A Czech boy who plunged forty feet from a fourth floor flat window got up and walked away without a scratch after landing on a pile of rubbish filled sacks. Five-year-old Martin Vachov from Moravske Budejovice wandered out onto the balcony and slipped through railings at his home after waking up in the middle of the night and going to look for his mother. Medics who were called out by a neighbour, who saw the boy fall, said they found him walking around completely unharmed - still asking for his mum. Lukas Kettner, an ambulance service spokesman, said: "It's a miracle. He was lucky that the rubbish was there and there was nothing hard in the sacks."

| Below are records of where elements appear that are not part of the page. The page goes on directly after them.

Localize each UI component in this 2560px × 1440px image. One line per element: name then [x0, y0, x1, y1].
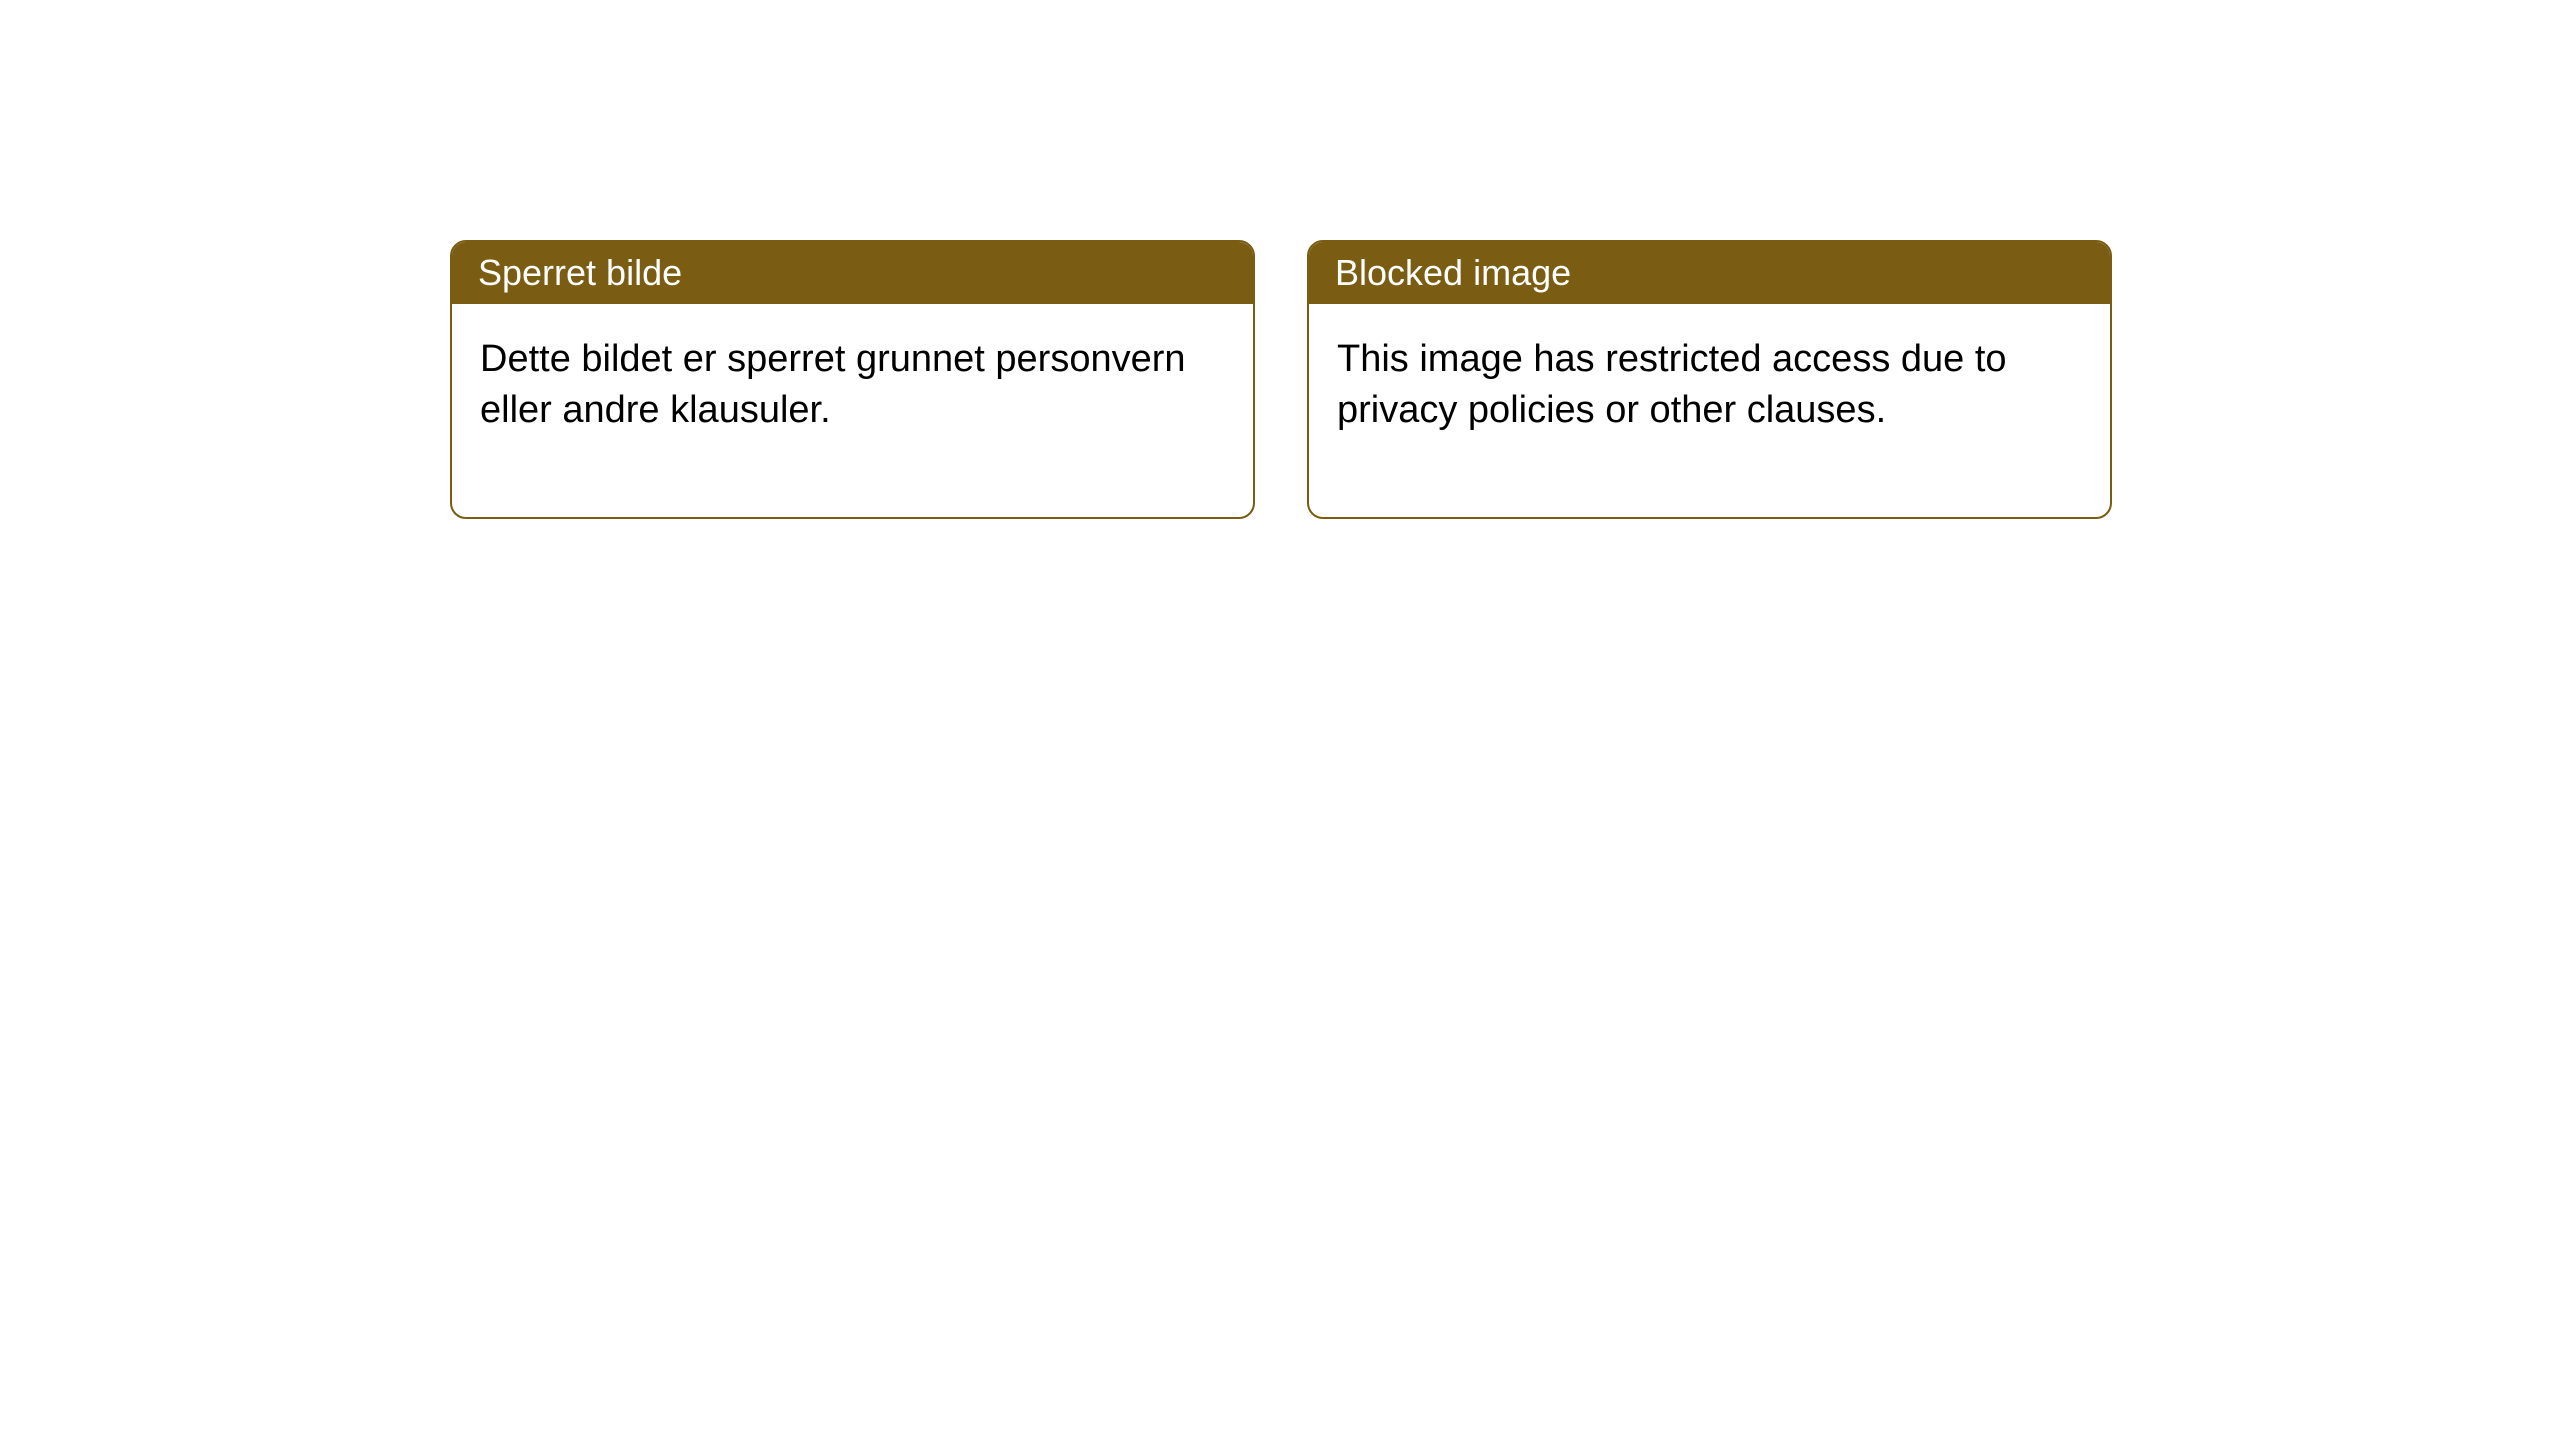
notice-card-norwegian: Sperret bilde Dette bildet er sperret gr… — [450, 240, 1255, 519]
notice-title: Blocked image — [1309, 242, 2110, 304]
notice-message: This image has restricted access due to … — [1309, 304, 2110, 517]
notice-message: Dette bildet er sperret grunnet personve… — [452, 304, 1253, 517]
notices-container: Sperret bilde Dette bildet er sperret gr… — [0, 0, 2560, 519]
notice-card-english: Blocked image This image has restricted … — [1307, 240, 2112, 519]
notice-title: Sperret bilde — [452, 242, 1253, 304]
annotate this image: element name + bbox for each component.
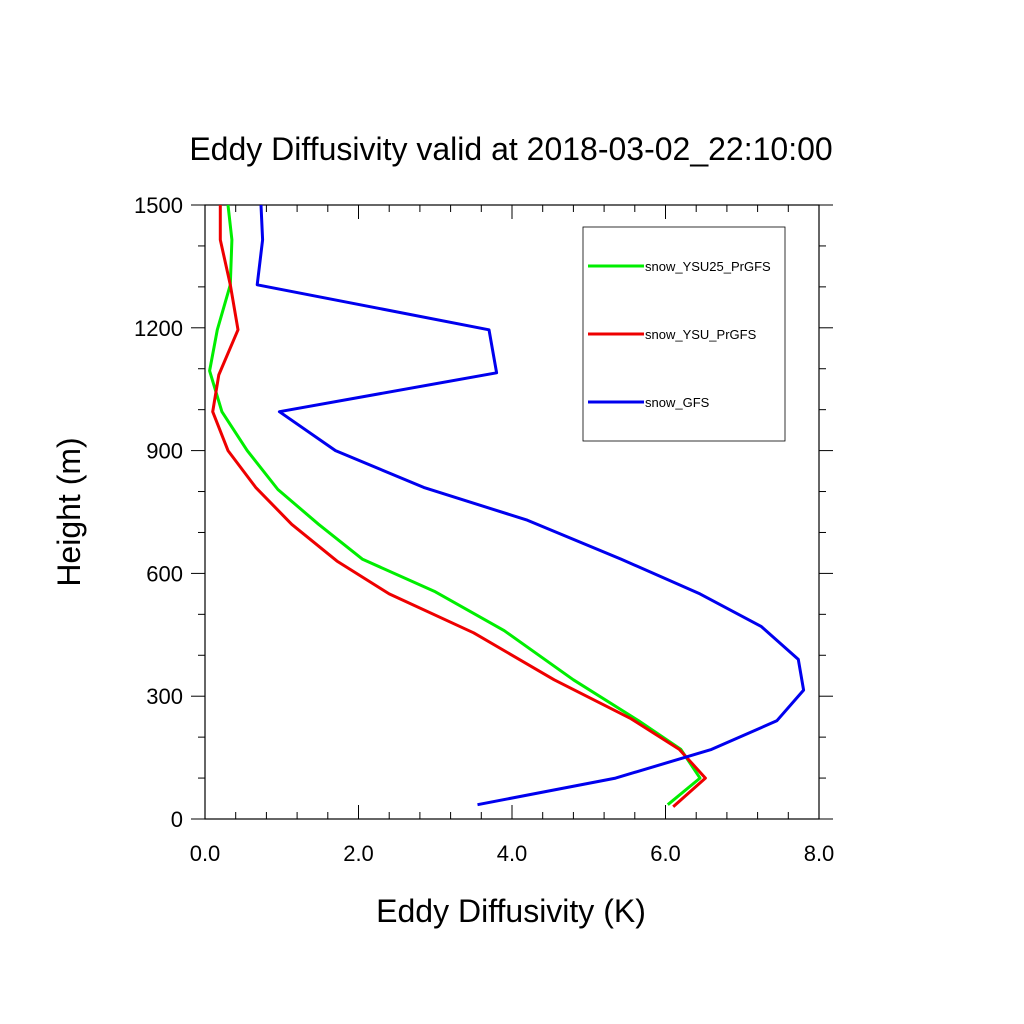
y-tick-label: 1500 <box>134 193 183 218</box>
x-tick-label: 4.0 <box>497 841 528 866</box>
x-tick-label: 2.0 <box>343 841 374 866</box>
y-tick-label: 900 <box>146 439 183 464</box>
y-axis-label: Height (m) <box>51 437 87 586</box>
plot-area <box>191 204 833 820</box>
x-tick-label: 0.0 <box>190 841 221 866</box>
y-tick-labels: 0 300 600 900 1200 1500 <box>134 193 183 832</box>
series-lines <box>208 204 806 808</box>
legend-items: snow_YSU25_PrGFS snow_YSU_PrGFS snow_GFS <box>588 259 771 410</box>
y-axis-ticks <box>191 204 833 820</box>
y-tick-label: 0 <box>171 807 183 832</box>
x-tick-label: 8.0 <box>804 841 835 866</box>
chart-title: Eddy Diffusivity valid at 2018-03-02_22:… <box>189 131 832 167</box>
y-tick-label: 300 <box>146 684 183 709</box>
legend: snow_YSU25_PrGFS snow_YSU_PrGFS snow_GFS <box>582 226 786 442</box>
series-line-snow_YSU_PrGFS <box>211 205 707 808</box>
legend-label: snow_GFS <box>645 395 710 410</box>
x-tick-labels: 0.0 2.0 4.0 6.0 8.0 <box>190 841 835 866</box>
legend-label: snow_YSU_PrGFS <box>645 327 757 342</box>
legend-label: snow_YSU25_PrGFS <box>645 259 771 274</box>
x-axis-ticks <box>204 205 820 819</box>
x-axis-label: Eddy Diffusivity (K) <box>376 893 646 929</box>
y-tick-label: 1200 <box>134 316 183 341</box>
series-line-snow_YSU25_PrGFS <box>208 204 702 806</box>
series-line-snow_GFS <box>255 204 806 807</box>
x-tick-label: 6.0 <box>650 841 681 866</box>
y-tick-label: 600 <box>146 561 183 586</box>
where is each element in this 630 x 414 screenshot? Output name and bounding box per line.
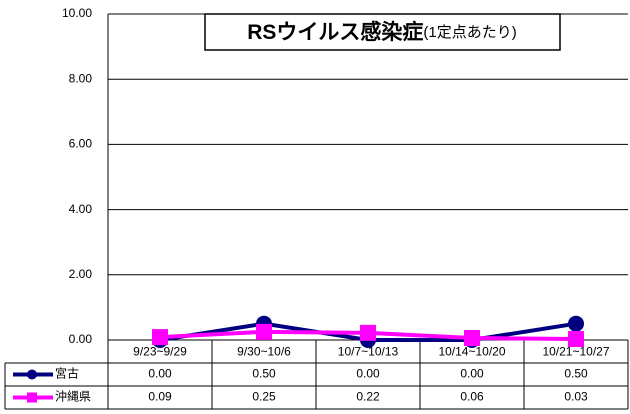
table-cell: 0.00 bbox=[356, 367, 380, 381]
table-cell: 0.00 bbox=[148, 367, 172, 381]
legend-marker bbox=[27, 392, 37, 403]
marker bbox=[568, 315, 584, 332]
table-cell: 0.25 bbox=[252, 390, 276, 404]
table-cell: 0.00 bbox=[460, 367, 484, 381]
y-tick-label: 0.00 bbox=[69, 332, 93, 346]
table-cell: 0.50 bbox=[252, 367, 276, 381]
x-tick-label: 10/7~10/13 bbox=[338, 345, 399, 359]
marker bbox=[464, 330, 480, 347]
chart-title-group: RSウイルス感染症(1定点あたり) bbox=[247, 20, 517, 44]
x-tick-label: 9/30~10/6 bbox=[237, 345, 291, 359]
legend-marker bbox=[27, 369, 37, 380]
table-cell: 0.09 bbox=[148, 390, 172, 404]
y-tick-label: 8.00 bbox=[69, 71, 93, 85]
legend-label: 沖縄県 bbox=[55, 389, 91, 404]
marker bbox=[152, 329, 168, 346]
marker bbox=[360, 324, 376, 341]
title-box bbox=[204, 13, 561, 51]
x-tick-label: 10/21~10/27 bbox=[542, 345, 609, 359]
y-tick-label: 2.00 bbox=[69, 267, 93, 281]
y-tick-label: 4.00 bbox=[69, 202, 93, 216]
marker bbox=[568, 331, 584, 348]
y-tick-label: 6.00 bbox=[69, 137, 93, 151]
table-cell: 0.50 bbox=[564, 367, 588, 381]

An armed robber who terrorized McDonalds stores in the Czech Republic was dragged to the police station by the hand and made to own up by his own mother! "It was really quite a sight - we couldn't have done it any better," one of the officers said later. The twenty-year-old was wanted for robbing several McDonalds stores in different parts of the country. The scenario was always the same - he would drive up in a battered Volkswagen, point a gun at a salesperson and demand all the cash from the cash-desk. Unfortunately, his mum liked watching a TV series in which the police report on various unresolved cases and ask the public to help. One night she put two and two together - cross-questioned her errant son - and hauled him off to the nearest police station. The police could certainly do with more helpers like her.